A 66-year-old woman was admitted to the gastroenterology department with epigastric pain, nausea, and subicterus. Her complaints had begun 6 h earlier. Her abdomen was soft and flat, with localized tenderness on palpation in the right subcostal area. Laboratory studies revealed a white cell count of 17.9x109/L, hemoglobin concentration of 14.4 g/dL, and platelet count of 48x109/L, and they were notable for elevated serum cholestatic enzymes. The abdominal ultrasound was remarkable for cholangitis. The patient received broad-spectrum antibiotics. A peripheral blood smear examination, performed to evaluate thrombocytopenia, revealed the presence of blue intracytoplasmic inclusions in neutrophils (Figure 1A-C). On the 11th day of treatment, her blood smear was examined once again and the Döhle body-like inclusions were resolved (Figure 1D).

Figure 1

A) Inclusion bodies in neutrophils and macrothrombocyte; B), C) inclusion bodies in neutrophils; D) peripheral blood smear after treatment.

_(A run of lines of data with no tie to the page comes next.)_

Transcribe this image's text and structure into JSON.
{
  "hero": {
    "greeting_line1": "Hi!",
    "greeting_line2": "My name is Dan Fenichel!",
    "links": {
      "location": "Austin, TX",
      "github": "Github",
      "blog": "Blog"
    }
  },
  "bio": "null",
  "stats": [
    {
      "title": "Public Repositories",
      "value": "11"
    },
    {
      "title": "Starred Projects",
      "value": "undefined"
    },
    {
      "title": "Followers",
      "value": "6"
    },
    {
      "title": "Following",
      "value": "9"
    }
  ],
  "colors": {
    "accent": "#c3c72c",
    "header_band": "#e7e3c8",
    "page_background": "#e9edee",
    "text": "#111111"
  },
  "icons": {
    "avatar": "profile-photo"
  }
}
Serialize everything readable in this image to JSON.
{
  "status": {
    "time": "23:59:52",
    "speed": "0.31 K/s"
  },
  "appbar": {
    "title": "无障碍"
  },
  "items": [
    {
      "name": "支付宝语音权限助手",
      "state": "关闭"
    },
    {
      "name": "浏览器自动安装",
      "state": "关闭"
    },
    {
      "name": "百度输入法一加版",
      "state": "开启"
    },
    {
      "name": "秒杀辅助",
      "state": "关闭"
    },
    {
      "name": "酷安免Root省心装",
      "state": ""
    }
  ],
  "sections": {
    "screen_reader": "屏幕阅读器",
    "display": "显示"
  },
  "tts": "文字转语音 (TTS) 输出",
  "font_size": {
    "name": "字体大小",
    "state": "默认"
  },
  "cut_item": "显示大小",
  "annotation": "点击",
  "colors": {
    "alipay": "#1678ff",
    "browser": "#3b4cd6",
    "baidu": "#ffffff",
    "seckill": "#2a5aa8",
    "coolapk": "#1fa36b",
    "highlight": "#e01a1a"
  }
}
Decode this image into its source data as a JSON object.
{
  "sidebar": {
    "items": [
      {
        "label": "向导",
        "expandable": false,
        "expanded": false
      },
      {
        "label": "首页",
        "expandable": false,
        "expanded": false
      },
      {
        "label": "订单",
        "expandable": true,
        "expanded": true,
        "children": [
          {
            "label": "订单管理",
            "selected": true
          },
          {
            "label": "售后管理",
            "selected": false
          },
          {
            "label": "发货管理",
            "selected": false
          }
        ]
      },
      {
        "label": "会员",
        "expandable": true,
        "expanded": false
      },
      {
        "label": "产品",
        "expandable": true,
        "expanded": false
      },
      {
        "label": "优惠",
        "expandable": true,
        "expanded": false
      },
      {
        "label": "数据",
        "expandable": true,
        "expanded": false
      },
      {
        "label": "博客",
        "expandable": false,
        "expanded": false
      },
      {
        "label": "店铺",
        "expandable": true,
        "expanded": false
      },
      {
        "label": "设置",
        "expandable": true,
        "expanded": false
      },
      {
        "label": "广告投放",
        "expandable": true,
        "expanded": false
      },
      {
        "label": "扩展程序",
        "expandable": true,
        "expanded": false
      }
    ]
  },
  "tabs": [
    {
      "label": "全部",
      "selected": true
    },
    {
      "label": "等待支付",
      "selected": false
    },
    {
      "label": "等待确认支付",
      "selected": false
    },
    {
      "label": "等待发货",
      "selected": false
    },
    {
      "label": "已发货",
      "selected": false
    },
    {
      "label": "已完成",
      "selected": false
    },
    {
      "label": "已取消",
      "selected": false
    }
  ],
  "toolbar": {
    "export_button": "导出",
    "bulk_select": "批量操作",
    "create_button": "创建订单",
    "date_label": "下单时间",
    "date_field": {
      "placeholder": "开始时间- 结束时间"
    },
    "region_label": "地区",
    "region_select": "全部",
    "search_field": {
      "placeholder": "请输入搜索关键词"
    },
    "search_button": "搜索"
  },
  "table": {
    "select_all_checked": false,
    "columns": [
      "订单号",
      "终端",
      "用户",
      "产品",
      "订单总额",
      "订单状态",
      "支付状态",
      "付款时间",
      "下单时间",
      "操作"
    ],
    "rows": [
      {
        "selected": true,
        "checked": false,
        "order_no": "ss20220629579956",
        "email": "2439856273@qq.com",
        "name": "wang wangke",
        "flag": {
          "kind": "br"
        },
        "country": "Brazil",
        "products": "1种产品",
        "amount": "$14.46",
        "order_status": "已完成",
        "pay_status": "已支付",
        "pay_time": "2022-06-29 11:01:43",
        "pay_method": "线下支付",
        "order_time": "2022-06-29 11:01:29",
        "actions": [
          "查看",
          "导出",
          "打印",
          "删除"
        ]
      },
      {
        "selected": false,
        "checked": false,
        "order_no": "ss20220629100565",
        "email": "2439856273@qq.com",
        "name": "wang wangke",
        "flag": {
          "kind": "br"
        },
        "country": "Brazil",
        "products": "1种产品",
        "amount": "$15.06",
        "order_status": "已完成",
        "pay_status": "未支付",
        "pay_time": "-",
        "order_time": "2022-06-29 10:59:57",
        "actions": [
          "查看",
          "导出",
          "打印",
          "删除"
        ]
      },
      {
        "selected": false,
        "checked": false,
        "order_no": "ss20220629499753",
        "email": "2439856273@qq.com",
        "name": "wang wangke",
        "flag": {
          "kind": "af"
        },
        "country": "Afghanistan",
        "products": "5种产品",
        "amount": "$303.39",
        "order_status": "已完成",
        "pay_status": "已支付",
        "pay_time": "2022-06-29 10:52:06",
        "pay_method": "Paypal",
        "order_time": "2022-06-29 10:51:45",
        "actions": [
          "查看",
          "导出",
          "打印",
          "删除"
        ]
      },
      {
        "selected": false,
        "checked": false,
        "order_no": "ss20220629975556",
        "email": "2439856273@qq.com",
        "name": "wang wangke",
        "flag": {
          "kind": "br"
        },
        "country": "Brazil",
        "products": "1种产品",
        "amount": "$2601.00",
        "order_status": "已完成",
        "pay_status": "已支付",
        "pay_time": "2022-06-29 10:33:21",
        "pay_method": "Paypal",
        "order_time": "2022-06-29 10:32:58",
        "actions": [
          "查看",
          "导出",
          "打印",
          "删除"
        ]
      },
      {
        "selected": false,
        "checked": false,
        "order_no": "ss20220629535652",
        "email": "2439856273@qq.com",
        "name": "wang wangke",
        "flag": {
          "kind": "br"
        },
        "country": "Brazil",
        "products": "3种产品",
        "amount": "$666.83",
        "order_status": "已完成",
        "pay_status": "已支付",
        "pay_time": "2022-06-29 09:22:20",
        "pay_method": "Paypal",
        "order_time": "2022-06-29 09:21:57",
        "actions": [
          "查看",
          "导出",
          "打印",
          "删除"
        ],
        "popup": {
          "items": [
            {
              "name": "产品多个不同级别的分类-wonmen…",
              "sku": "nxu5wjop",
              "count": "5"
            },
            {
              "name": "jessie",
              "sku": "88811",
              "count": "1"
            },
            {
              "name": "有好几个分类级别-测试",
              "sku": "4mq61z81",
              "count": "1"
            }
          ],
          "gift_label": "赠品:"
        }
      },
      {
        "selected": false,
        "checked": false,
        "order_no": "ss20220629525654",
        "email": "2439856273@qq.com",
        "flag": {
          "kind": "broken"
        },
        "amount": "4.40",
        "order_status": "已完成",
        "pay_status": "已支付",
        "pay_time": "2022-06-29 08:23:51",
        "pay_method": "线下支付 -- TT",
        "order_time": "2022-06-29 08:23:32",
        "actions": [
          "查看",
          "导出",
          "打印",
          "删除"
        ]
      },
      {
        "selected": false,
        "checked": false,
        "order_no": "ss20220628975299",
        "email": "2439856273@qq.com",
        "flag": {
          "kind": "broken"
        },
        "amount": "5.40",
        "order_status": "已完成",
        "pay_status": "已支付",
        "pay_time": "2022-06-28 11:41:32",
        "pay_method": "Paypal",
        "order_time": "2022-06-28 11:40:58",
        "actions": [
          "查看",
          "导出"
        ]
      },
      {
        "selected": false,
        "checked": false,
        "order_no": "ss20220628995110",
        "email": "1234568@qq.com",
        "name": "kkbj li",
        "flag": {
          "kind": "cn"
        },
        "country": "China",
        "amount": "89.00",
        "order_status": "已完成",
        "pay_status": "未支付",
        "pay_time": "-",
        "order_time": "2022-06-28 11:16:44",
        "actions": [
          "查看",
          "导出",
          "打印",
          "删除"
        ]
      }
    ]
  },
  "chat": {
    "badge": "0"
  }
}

May-Hegglin anomaly is an uncommon autosomal dominant abnormality characterized by large, basophilic inclusion bodies (resembling Döhle bodies) in neutrophils [1,2]. Döhle bodies can be seen in bacterial infections. Hematologic findings of systemic diseases may be confused with hematological diseases such as May-Hegglin anomaly. We thought that the granules were Döhle bodies due to cholangitis. The disappearance of the inclusion bodies upon treatment is important in differential diagnosis.